This dissertation comprises four chapters that contribute to the literature on labor economics, with a particular focus on labor market challenges associated with population aging. As demographic change leads to growing labor shortages, two key strategies have emerged to mitigate its effects: increasing immigration and promoting higher labor force participation among older workers. The first two chapters focus on immigration as a potential response to workforce gaps in the elderly care sector, examining its effects on the career trajectories of native care workers, overall staffing levels, prices, and the availability of services. The third chapter examines the broader impact of immigration on worker health, with a focus on firm-level interactions between native and migrant workers. The final chapter explores how the design of unemployment insurance influences employment outcomes for older workers.
Chapter 1 examines the effect of increased foreign staffing on the labor market outcomes of native workers in Germany’s long-term care sector. Drawing on administrative social security data and employing a shift-share instrument \citep{card2001immigrant}, the chapter shows that foreign staffing helps alleviate labor shortages but has diverging effects on native workers. For those employed in the sector just before a major immigration wave, the arrival of foreign workers is associated with transitions into jobs offering better working conditions, higher wages, and non-manual tasks. In contrast, it reduces re-employment prospects for natives with prior experience in long-term care who were unemployed at the time of the inflow.
Chapter 2 analyzes how an increase in the inflow of working migrants affects prices and service provision in the long-term care sector. The identification strategy leverages a sharp rise in the number of foreign-born female residents in Germany by combining a shift-share instrument with a difference-in-differences design. Drawing on administrative data covering the universe of long-term care facilities, the chapter shows that immigration reduces the price of care across all levels of need, increases staffing levels, and expands the number of available places in nursing homes. This expansion in capacity is matched by a corresponding rise in take-up. The results can be plausibly attributed to a growing share of foreign workers in elderly care facilities and a reduction in average labor costs driven by lower wages.
Chapter 3 evaluates the impact of immigration on the incidence of severe health shocks at the workplace level. Using rich linked employer-employee data from Germany, the chapter develops a firm-level instrumental variable based on policy variation to identify the causal effect of the relative size of the foreign workforce on rates of long-term sick leave. The analysis reveals that firms with a higher share of foreign workers exhibit lower rates of long-term sickness among employees. A decomposition by gender and worker origin reveals that these health improvements are concentrated entirely among native men, particularly in blue-collar sectors.
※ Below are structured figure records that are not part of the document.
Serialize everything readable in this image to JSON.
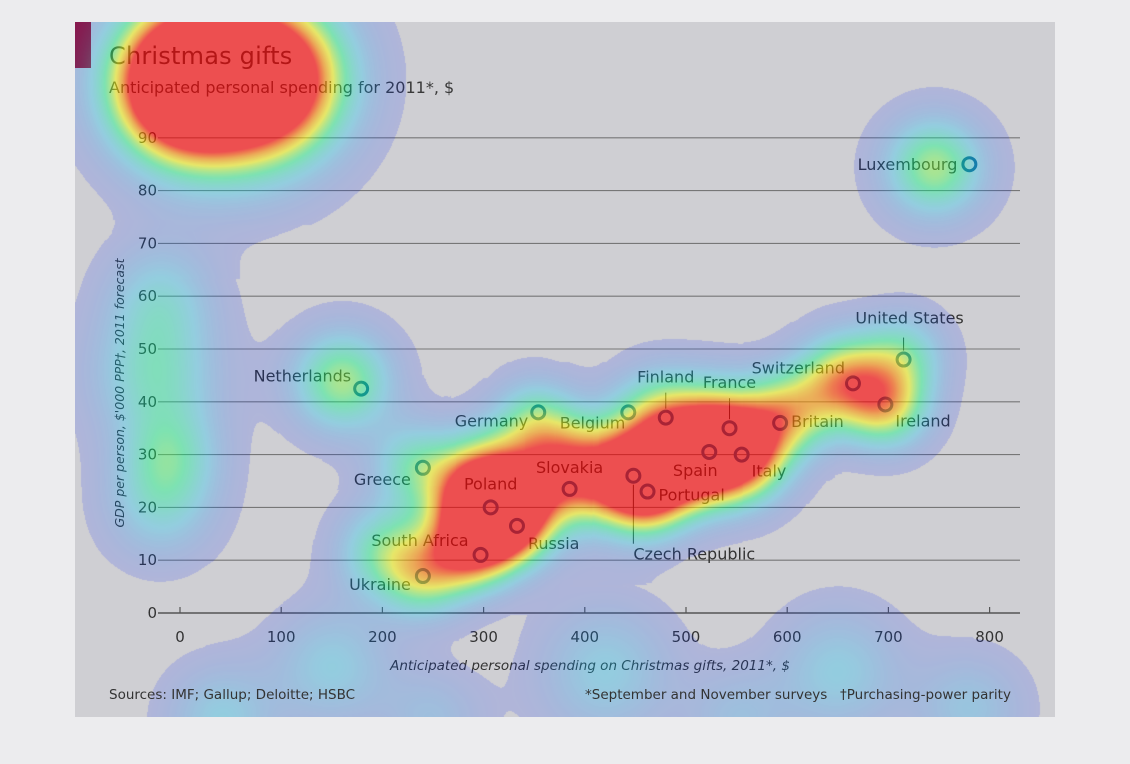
{
  "chart_data": {
    "type": "scatter",
    "title": "Christmas gifts",
    "subtitle": "Anticipated personal spending for 2011*, $",
    "xlabel": "Anticipated personal spending on Christmas gifts, 2011*, $",
    "ylabel": "GDP per person, $'000 PPP†, 2011 forecast",
    "xlim": [
      0,
      830
    ],
    "ylim": [
      0,
      90
    ],
    "x_ticks": [
      "0",
      "100",
      "200",
      "300",
      "400",
      "500",
      "600",
      "700",
      "800"
    ],
    "y_ticks": [
      "0",
      "10",
      "20",
      "30",
      "40",
      "50",
      "60",
      "70",
      "80",
      "90"
    ],
    "grid": "horizontal",
    "marker_color": "#1f5e8c",
    "accent": "#a3122a",
    "points": [
      {
        "label": "Luxembourg",
        "x": 780,
        "y": 85
      },
      {
        "label": "United States",
        "x": 715,
        "y": 48
      },
      {
        "label": "Switzerland",
        "x": 665,
        "y": 43.5
      },
      {
        "label": "Ireland",
        "x": 697,
        "y": 39.5
      },
      {
        "label": "Britain",
        "x": 593,
        "y": 36
      },
      {
        "label": "France",
        "x": 543,
        "y": 35
      },
      {
        "label": "Italy",
        "x": 555,
        "y": 30
      },
      {
        "label": "Spain",
        "x": 523,
        "y": 30.5
      },
      {
        "label": "Finland",
        "x": 480,
        "y": 37
      },
      {
        "label": "Belgium",
        "x": 443,
        "y": 38
      },
      {
        "label": "Germany",
        "x": 354,
        "y": 38
      },
      {
        "label": "Netherlands",
        "x": 179,
        "y": 42.5
      },
      {
        "label": "Greece",
        "x": 240,
        "y": 27.5
      },
      {
        "label": "Slovakia",
        "x": 385,
        "y": 23.5
      },
      {
        "label": "Czech Republic",
        "x": 448,
        "y": 26
      },
      {
        "label": "Portugal",
        "x": 462,
        "y": 23
      },
      {
        "label": "Poland",
        "x": 307,
        "y": 20
      },
      {
        "label": "Russia",
        "x": 333,
        "y": 16.5
      },
      {
        "label": "South Africa",
        "x": 297,
        "y": 11
      },
      {
        "label": "Ukraine",
        "x": 240,
        "y": 7
      }
    ]
  },
  "footer": {
    "sources": "Sources: IMF; Gallup; Deloitte; HSBC",
    "note1": "*September and November surveys",
    "note2": "†Purchasing-power parity"
  },
  "heatmap_spots": [
    {
      "x": 50,
      "y": 101,
      "w": 2.2,
      "i": 1.0
    },
    {
      "x": 5,
      "y": 102,
      "w": 1.6,
      "i": 0.85
    },
    {
      "x": 95,
      "y": 101,
      "w": 1.6,
      "i": 0.8
    },
    {
      "x": -5,
      "y": 98,
      "w": 1.5,
      "i": 0.5
    },
    {
      "x": 448,
      "y": 26,
      "w": 1.2,
      "i": 1.0
    },
    {
      "x": 380,
      "y": 27,
      "w": 1.2,
      "i": 0.85
    },
    {
      "x": 300,
      "y": 24,
      "w": 1.2,
      "i": 0.9
    },
    {
      "x": 308,
      "y": 19,
      "w": 1.1,
      "i": 0.8
    },
    {
      "x": 330,
      "y": 17,
      "w": 1.0,
      "i": 0.55
    },
    {
      "x": 285,
      "y": 12,
      "w": 1.0,
      "i": 0.7
    },
    {
      "x": 240,
      "y": 7,
      "w": 1.0,
      "i": 0.5
    },
    {
      "x": 530,
      "y": 33,
      "w": 1.3,
      "i": 0.9
    },
    {
      "x": 555,
      "y": 30,
      "w": 1.1,
      "i": 0.7
    },
    {
      "x": 505,
      "y": 29,
      "w": 1.0,
      "i": 0.6
    },
    {
      "x": 465,
      "y": 23,
      "w": 1.0,
      "i": 0.5
    },
    {
      "x": 600,
      "y": 38,
      "w": 1.0,
      "i": 0.55
    },
    {
      "x": 655,
      "y": 44,
      "w": 1.1,
      "i": 0.75
    },
    {
      "x": 700,
      "y": 39,
      "w": 1.0,
      "i": 0.6
    },
    {
      "x": 745,
      "y": 84.5,
      "w": 1.2,
      "i": 0.6
    },
    {
      "x": 715,
      "y": 49,
      "w": 1.0,
      "i": 0.4
    },
    {
      "x": 160,
      "y": 44,
      "w": 1.2,
      "i": 0.6
    },
    {
      "x": 230,
      "y": 28,
      "w": 1.0,
      "i": 0.4
    },
    {
      "x": 350,
      "y": 37,
      "w": 1.0,
      "i": 0.4
    },
    {
      "x": 470,
      "y": 38,
      "w": 1.1,
      "i": 0.45
    },
    {
      "x": 200,
      "y": 12,
      "w": 1.1,
      "i": 0.45
    },
    {
      "x": -25,
      "y": 45,
      "w": 1.5,
      "i": 0.4
    },
    {
      "x": -20,
      "y": 60,
      "w": 1.3,
      "i": 0.3
    },
    {
      "x": -20,
      "y": 20,
      "w": 1.3,
      "i": 0.3
    },
    {
      "x": 150,
      "y": -10,
      "w": 1.4,
      "i": 0.3
    },
    {
      "x": 420,
      "y": -11,
      "w": 1.6,
      "i": 0.3
    },
    {
      "x": 650,
      "y": -11,
      "w": 1.5,
      "i": 0.3
    },
    {
      "x": 40,
      "y": -20,
      "w": 1.3,
      "i": 0.3
    },
    {
      "x": 780,
      "y": -18,
      "w": 1.3,
      "i": 0.25
    },
    {
      "x": 250,
      "y": -20,
      "w": 1.2,
      "i": 0.2
    },
    {
      "x": 550,
      "y": -20,
      "w": 1.2,
      "i": 0.2
    },
    {
      "x": -10,
      "y": 30,
      "w": 1.2,
      "i": 0.35
    }
  ]
}
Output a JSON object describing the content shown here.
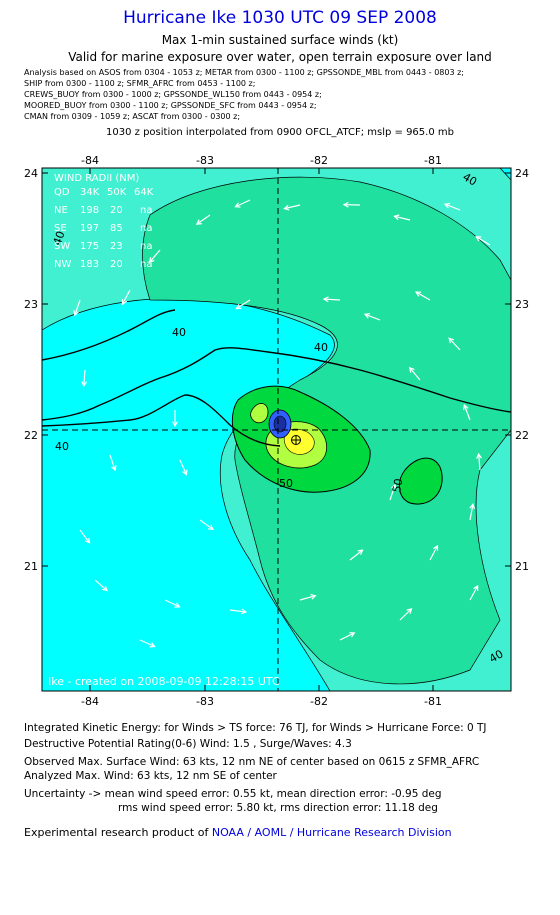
{
  "header": {
    "title": "Hurricane Ike 1030 UTC 09 SEP 2008",
    "subtitle": "Max 1-min sustained surface winds (kt)",
    "valid_line": "Valid for marine exposure over water, open terrain exposure over land",
    "sources": [
      "Analysis based on  ASOS from 0304 - 1053 z;  METAR from 0300 - 1100 z;  GPSSONDE_MBL from 0443 - 0803 z;",
      "SHIP from 0300 - 1100 z;  SFMR_AFRC from 0453 - 1100 z;",
      "CREWS_BUOY from 0300 - 1000 z;  GPSSONDE_WL150 from 0443 - 0954 z;",
      "MOORED_BUOY from 0300 - 1100 z;  GPSSONDE_SFC from 0443 - 0954 z;",
      "CMAN from 0309 - 1059 z;  ASCAT from 0300 - 0300 z;"
    ],
    "position_line": "1030 z position interpolated from 0900 OFCL_ATCF; mslp = 965.0 mb"
  },
  "map": {
    "lon_labels": [
      "-84",
      "-83",
      "-82",
      "-81"
    ],
    "lat_labels": [
      "24",
      "23",
      "22",
      "21"
    ],
    "contour_labels": [
      "40",
      "40",
      "40",
      "40",
      "40",
      "50",
      "50",
      "40"
    ],
    "credit": "Ike - created on 2008-09-09 12:28:15 UTC",
    "colors": {
      "ocean": "#00ffff",
      "low_wind": "#40f0d0",
      "mid_wind": "#20e0a0",
      "green": "#00d840",
      "yellow_green": "#b0ff40",
      "yellow": "#ffff30",
      "core_blue": "#3060ff"
    },
    "wind_radii": {
      "title": "WIND RADII (NM)",
      "header": [
        "QD",
        "34K",
        "50K",
        "64K"
      ],
      "rows": [
        [
          "NE",
          "198",
          "20",
          "na"
        ],
        [
          "SE",
          "197",
          "85",
          "na"
        ],
        [
          "SW",
          "175",
          "23",
          "na"
        ],
        [
          "NW",
          "183",
          "20",
          "na"
        ]
      ]
    }
  },
  "footer": {
    "ike": "Integrated Kinetic Energy: for Winds > TS force: 76 TJ, for Winds > Hurricane Force: 0 TJ",
    "dpr": "Destructive Potential Rating(0-6)   Wind: 1.5 , Surge/Waves: 4.3",
    "observed": "Observed Max. Surface Wind: 63 kts, 12 nm NE of center based on 0615 z SFMR_AFRC",
    "analyzed": "Analyzed Max. Wind: 63 kts, 12 nm SE of center",
    "uncertainty1": "Uncertainty -> mean wind speed error: 0.55 kt,   mean direction error:  -0.95 deg",
    "uncertainty2": "rms wind speed error: 5.80 kt,   rms direction error: 11.18 deg",
    "product_prefix": "Experimental research product of",
    "product_org": "NOAA / AOML / Hurricane Research Division"
  }
}
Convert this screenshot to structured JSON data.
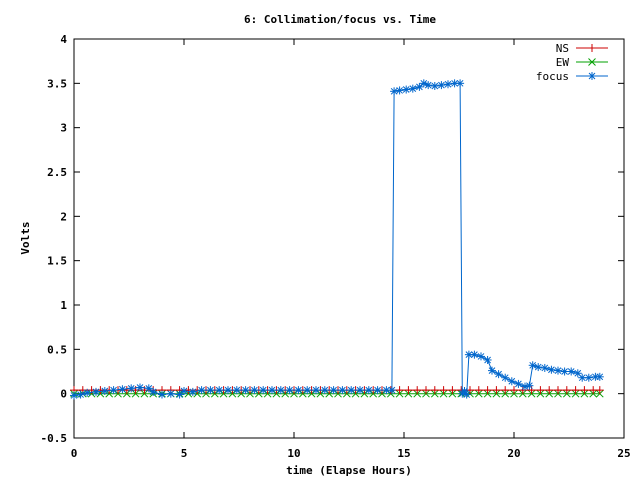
{
  "chart_data": {
    "type": "line",
    "title": "6: Collimation/focus vs. Time",
    "xlabel": "time (Elapse Hours)",
    "ylabel": "Volts",
    "xlim": [
      0,
      25
    ],
    "ylim": [
      -0.5,
      4
    ],
    "x_ticks": [
      "0",
      "5",
      "10",
      "15",
      "20",
      "25"
    ],
    "y_ticks": [
      "-0.5",
      "0",
      "0.5",
      "1",
      "1.5",
      "2",
      "2.5",
      "3",
      "3.5",
      "4"
    ],
    "grid": false,
    "legend_position": "top-right",
    "series": [
      {
        "name": "NS",
        "color": "#cc0000",
        "marker": "plus",
        "points": [
          [
            0,
            0.04
          ],
          [
            0.4,
            0.04
          ],
          [
            0.8,
            0.04
          ],
          [
            1.2,
            0.04
          ],
          [
            1.6,
            0.04
          ],
          [
            2.0,
            0.04
          ],
          [
            2.4,
            0.04
          ],
          [
            2.8,
            0.04
          ],
          [
            3.2,
            0.04
          ],
          [
            3.6,
            0.04
          ],
          [
            4.0,
            0.04
          ],
          [
            4.4,
            0.04
          ],
          [
            4.8,
            0.04
          ],
          [
            5.2,
            0.04
          ],
          [
            5.6,
            0.04
          ],
          [
            6.0,
            0.04
          ],
          [
            6.4,
            0.04
          ],
          [
            6.8,
            0.04
          ],
          [
            7.2,
            0.04
          ],
          [
            7.6,
            0.04
          ],
          [
            8.0,
            0.04
          ],
          [
            8.4,
            0.04
          ],
          [
            8.8,
            0.04
          ],
          [
            9.2,
            0.04
          ],
          [
            9.6,
            0.04
          ],
          [
            10.0,
            0.04
          ],
          [
            10.4,
            0.04
          ],
          [
            10.8,
            0.04
          ],
          [
            11.2,
            0.04
          ],
          [
            11.6,
            0.04
          ],
          [
            12.0,
            0.04
          ],
          [
            12.4,
            0.04
          ],
          [
            12.8,
            0.04
          ],
          [
            13.2,
            0.04
          ],
          [
            13.6,
            0.04
          ],
          [
            14.0,
            0.04
          ],
          [
            14.4,
            0.04
          ],
          [
            14.8,
            0.04
          ],
          [
            15.2,
            0.04
          ],
          [
            15.6,
            0.04
          ],
          [
            16.0,
            0.04
          ],
          [
            16.4,
            0.04
          ],
          [
            16.8,
            0.04
          ],
          [
            17.2,
            0.04
          ],
          [
            17.6,
            0.04
          ],
          [
            18.0,
            0.04
          ],
          [
            18.4,
            0.04
          ],
          [
            18.8,
            0.04
          ],
          [
            19.2,
            0.04
          ],
          [
            19.6,
            0.04
          ],
          [
            20.0,
            0.04
          ],
          [
            20.4,
            0.04
          ],
          [
            20.8,
            0.04
          ],
          [
            21.2,
            0.04
          ],
          [
            21.6,
            0.04
          ],
          [
            22.0,
            0.04
          ],
          [
            22.4,
            0.04
          ],
          [
            22.8,
            0.04
          ],
          [
            23.2,
            0.04
          ],
          [
            23.6,
            0.04
          ],
          [
            23.9,
            0.04
          ]
        ]
      },
      {
        "name": "EW",
        "color": "#00a000",
        "marker": "cross",
        "points": [
          [
            0,
            0.0
          ],
          [
            0.4,
            0.0
          ],
          [
            0.8,
            0.0
          ],
          [
            1.2,
            0.0
          ],
          [
            1.6,
            0.0
          ],
          [
            2.0,
            0.0
          ],
          [
            2.4,
            0.0
          ],
          [
            2.8,
            0.0
          ],
          [
            3.2,
            0.0
          ],
          [
            3.6,
            0.0
          ],
          [
            4.0,
            0.0
          ],
          [
            4.4,
            0.0
          ],
          [
            4.8,
            0.0
          ],
          [
            5.2,
            0.0
          ],
          [
            5.6,
            0.0
          ],
          [
            6.0,
            0.0
          ],
          [
            6.4,
            0.0
          ],
          [
            6.8,
            0.0
          ],
          [
            7.2,
            0.0
          ],
          [
            7.6,
            0.0
          ],
          [
            8.0,
            0.0
          ],
          [
            8.4,
            0.0
          ],
          [
            8.8,
            0.0
          ],
          [
            9.2,
            0.0
          ],
          [
            9.6,
            0.0
          ],
          [
            10.0,
            0.0
          ],
          [
            10.4,
            0.0
          ],
          [
            10.8,
            0.0
          ],
          [
            11.2,
            0.0
          ],
          [
            11.6,
            0.0
          ],
          [
            12.0,
            0.0
          ],
          [
            12.4,
            0.0
          ],
          [
            12.8,
            0.0
          ],
          [
            13.2,
            0.0
          ],
          [
            13.6,
            0.0
          ],
          [
            14.0,
            0.0
          ],
          [
            14.4,
            0.0
          ],
          [
            14.8,
            0.0
          ],
          [
            15.2,
            0.0
          ],
          [
            15.6,
            0.0
          ],
          [
            16.0,
            0.0
          ],
          [
            16.4,
            0.0
          ],
          [
            16.8,
            0.0
          ],
          [
            17.2,
            0.0
          ],
          [
            17.6,
            0.0
          ],
          [
            18.0,
            0.0
          ],
          [
            18.4,
            0.0
          ],
          [
            18.8,
            0.0
          ],
          [
            19.2,
            0.0
          ],
          [
            19.6,
            0.0
          ],
          [
            20.0,
            0.0
          ],
          [
            20.4,
            0.0
          ],
          [
            20.8,
            0.0
          ],
          [
            21.2,
            0.0
          ],
          [
            21.6,
            0.0
          ],
          [
            22.0,
            0.0
          ],
          [
            22.4,
            0.0
          ],
          [
            22.8,
            0.0
          ],
          [
            23.2,
            0.0
          ],
          [
            23.6,
            0.0
          ],
          [
            23.9,
            0.0
          ]
        ]
      },
      {
        "name": "focus",
        "color": "#0066cc",
        "marker": "star",
        "points": [
          [
            0.0,
            -0.02
          ],
          [
            0.3,
            -0.01
          ],
          [
            0.6,
            0.01
          ],
          [
            1.0,
            0.02
          ],
          [
            1.4,
            0.03
          ],
          [
            1.8,
            0.04
          ],
          [
            2.2,
            0.05
          ],
          [
            2.6,
            0.06
          ],
          [
            3.0,
            0.07
          ],
          [
            3.4,
            0.06
          ],
          [
            3.6,
            0.02
          ],
          [
            4.0,
            -0.01
          ],
          [
            4.4,
            0.0
          ],
          [
            4.8,
            -0.01
          ],
          [
            5.0,
            0.03
          ],
          [
            5.4,
            0.02
          ],
          [
            5.8,
            0.04
          ],
          [
            6.2,
            0.04
          ],
          [
            6.6,
            0.04
          ],
          [
            7.0,
            0.04
          ],
          [
            7.4,
            0.04
          ],
          [
            7.8,
            0.04
          ],
          [
            8.2,
            0.04
          ],
          [
            8.6,
            0.04
          ],
          [
            9.0,
            0.04
          ],
          [
            9.4,
            0.04
          ],
          [
            9.8,
            0.04
          ],
          [
            10.2,
            0.04
          ],
          [
            10.6,
            0.04
          ],
          [
            11.0,
            0.04
          ],
          [
            11.4,
            0.04
          ],
          [
            11.8,
            0.04
          ],
          [
            12.2,
            0.04
          ],
          [
            12.6,
            0.04
          ],
          [
            13.0,
            0.04
          ],
          [
            13.4,
            0.04
          ],
          [
            13.8,
            0.04
          ],
          [
            14.2,
            0.04
          ],
          [
            14.45,
            0.04
          ],
          [
            14.55,
            3.41
          ],
          [
            14.8,
            3.42
          ],
          [
            15.1,
            3.43
          ],
          [
            15.4,
            3.44
          ],
          [
            15.7,
            3.46
          ],
          [
            15.9,
            3.5
          ],
          [
            16.1,
            3.48
          ],
          [
            16.4,
            3.47
          ],
          [
            16.7,
            3.48
          ],
          [
            17.0,
            3.49
          ],
          [
            17.3,
            3.5
          ],
          [
            17.55,
            3.5
          ],
          [
            17.65,
            0.0
          ],
          [
            17.75,
            0.03
          ],
          [
            17.85,
            -0.01
          ],
          [
            17.95,
            0.44
          ],
          [
            18.2,
            0.44
          ],
          [
            18.5,
            0.42
          ],
          [
            18.8,
            0.38
          ],
          [
            19.0,
            0.26
          ],
          [
            19.3,
            0.22
          ],
          [
            19.6,
            0.18
          ],
          [
            19.9,
            0.14
          ],
          [
            20.2,
            0.11
          ],
          [
            20.5,
            0.08
          ],
          [
            20.7,
            0.09
          ],
          [
            20.85,
            0.32
          ],
          [
            21.1,
            0.3
          ],
          [
            21.4,
            0.29
          ],
          [
            21.7,
            0.27
          ],
          [
            22.0,
            0.26
          ],
          [
            22.3,
            0.25
          ],
          [
            22.6,
            0.25
          ],
          [
            22.9,
            0.23
          ],
          [
            23.1,
            0.18
          ],
          [
            23.4,
            0.18
          ],
          [
            23.7,
            0.19
          ],
          [
            23.9,
            0.19
          ]
        ]
      }
    ]
  }
}
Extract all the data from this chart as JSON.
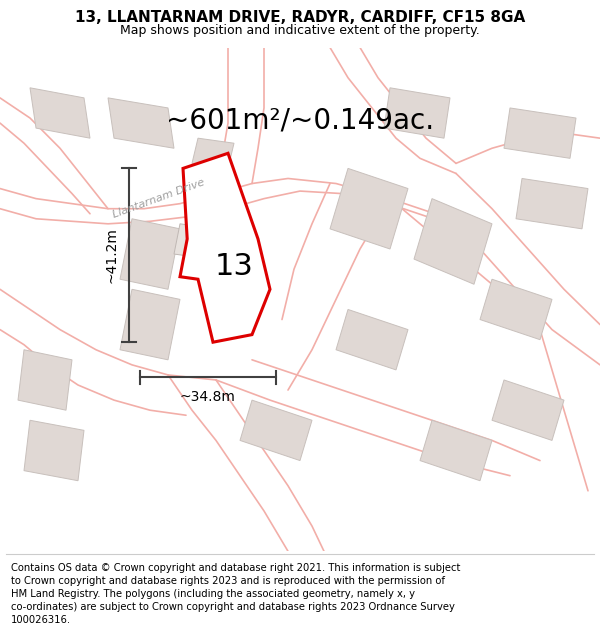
{
  "title": "13, LLANTARNAM DRIVE, RADYR, CARDIFF, CF15 8GA",
  "subtitle": "Map shows position and indicative extent of the property.",
  "area_label": "~601m²/~0.149ac.",
  "number_label": "13",
  "dim_height": "~41.2m",
  "dim_width": "~34.8m",
  "street_label": "Llantarnam Drive",
  "footer_lines": [
    "Contains OS data © Crown copyright and database right 2021. This information is subject",
    "to Crown copyright and database rights 2023 and is reproduced with the permission of",
    "HM Land Registry. The polygons (including the associated geometry, namely x, y",
    "co-ordinates) are subject to Crown copyright and database rights 2023 Ordnance Survey",
    "100026316."
  ],
  "map_bg": "#f7f4f2",
  "road_color": "#f2aea8",
  "road_fill": "#f7f4f2",
  "building_color": "#e0d8d4",
  "building_edge": "#c8c0bc",
  "plot_color": "#ffffff",
  "highlight_color": "#dd0000",
  "dim_color": "#404040",
  "text_color": "#000000",
  "street_color": "#a0a0a0",
  "title_fontsize": 11,
  "subtitle_fontsize": 9,
  "area_fontsize": 20,
  "number_fontsize": 22,
  "dim_fontsize": 10,
  "street_fontsize": 8,
  "footer_fontsize": 7.2
}
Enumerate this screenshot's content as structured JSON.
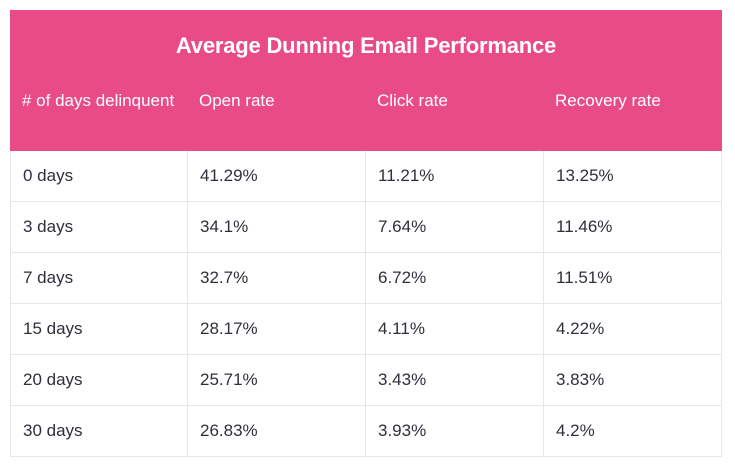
{
  "table": {
    "title": "Average Dunning Email Performance",
    "columns": [
      "# of days delinquent",
      "Open rate",
      "Click rate",
      "Recovery rate"
    ],
    "rows": [
      [
        "0 days",
        "41.29%",
        "11.21%",
        "13.25%"
      ],
      [
        "3 days",
        "34.1%",
        "7.64%",
        "11.46%"
      ],
      [
        "7 days",
        "32.7%",
        "6.72%",
        "11.51%"
      ],
      [
        "15 days",
        "28.17%",
        "4.11%",
        "4.22%"
      ],
      [
        "20 days",
        "25.71%",
        "3.43%",
        "3.83%"
      ],
      [
        "30 days",
        "26.83%",
        "3.93%",
        "4.2%"
      ]
    ],
    "header_color": "#e94b87"
  }
}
In these firms, the share of native workers performing manual tasks declines, pointing to shifts in the allocation of physically demanding roles within the workforce.
Chapter 4 investigates how the generosity of unemployment insurance (UI) affects labor market outcomes for older workers in Poland. Using administrative data covering the universe of unemployment benefit recipients and exploiting policy thresholds that create quasi-random variation in benefit levels and durations, the chapter applies regression discontinuity and difference-in-differences designs to estimate causal effects. Among the newly unemployed, more generous benefits lead to longer periods of benefit receipt and extended unemployment duration. For those still employed, increased generosity raises the likelihood of UI take-up, both through strategic re-timing of layoffs and through a sustained increase in unemployment entries over time.